The Company's alternative argument is that if the Secretary's interpretation of the disclosure requirement, as applied to the MSDS, is correct, then she exceeded her statutory authority in promulgating the HCS (in 1983). Section 6(b) of the Occupational Safety and Health Act, 29 U.S.C. §§ 655 et seq., authorizes the Secretary to promulgate a standard prescribing "the use of ... appropriate forms of warning as are necessary to insure that employees are apprised of all hazards to which they are exposed...." Durez contends that requiring disclosure of all potential health hazards of a chemical, regardless of foreseeable exposure levels, is not necessary to ensure "that employees are apprised of all hazards to which they are exposed."

This argument, while not addressed in and therefore not foreclosed by General Carbon, is not properly before us because it was not effectively raised before the Commission in the Company's Petition for Discretionary Review of the ALJ's decision. The PDR does list, as one of five issues raised, whether "the Standard exceed [s] the statutory authority granted," but it nowhere discusses this issue, nor does it cite any authority or otherwise put the Commission on notice of the nature of or basis for its challenge. See 29 C.F.R. Sec. 2200.91(d) ("a petition should concisely state the portions of the decision for which review is sought"). Because 29 U.S.C. § 660(a) provides that " [n]o objection that has not been urged before the Commission shall be considered by the court, unless the failure or neglect ... be excused by extraordinary circumstances," and because we find that the petitioner's abbreviated mention of its challenge to the validity of the Standard is "wholly inadequate to satisfy the requirement of Sec. 660(a) that an objection be 'urged before the Commission,' " Power Plant Div., Brown & Root, Inc. v. OSHRC, 659 F.2d 1291, 1293 (5th Cir. 1981), we conclude that the petitioner failed to preserve this challenge for judicial review.
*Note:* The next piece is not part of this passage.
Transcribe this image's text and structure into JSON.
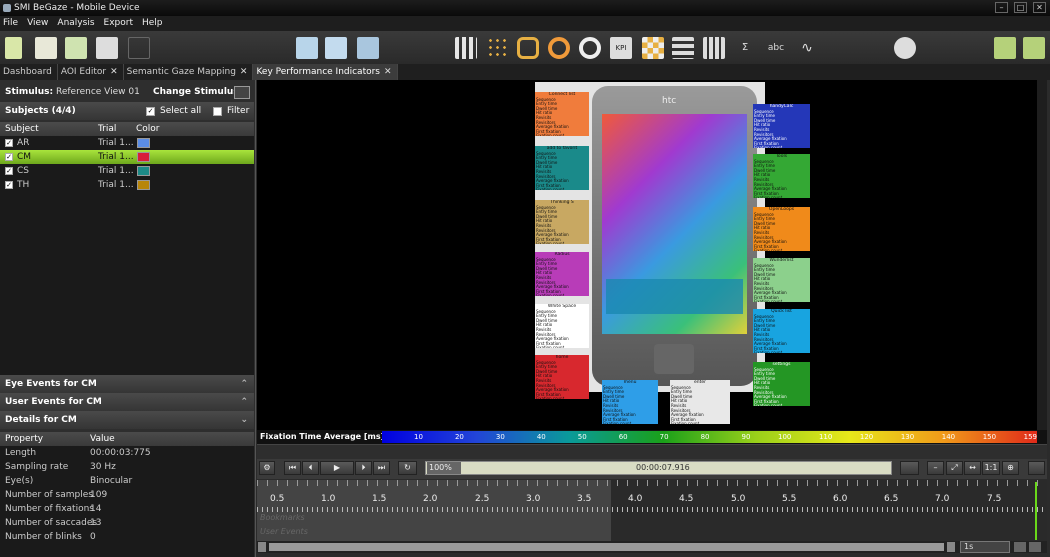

Finally, we reject the Company's claim that the Secretary's interpretation of the HCS disclosure requirement interferes with its duty, under state tort law, to warn employees of the health hazards posed by its products. Specifically, the petitioner contends that the Secretary's construction of the Standard forces it to bury the warnings that properly belong in the MSDS amidst a mass of "obscure" and "unnecessary" information. This is overly dramatic, however. The MSDS for Durez 153 consists of four sparsely filled-in pages of a form, only a few entries on which would have to be elaborated to accommodate the risks to hearts, lungs, and kidneys. Realistically, therefore, OSHA's interpretation of the Standard does not force the manufacturer to choose between complying with the HCS and complying with the teachings of state tort law.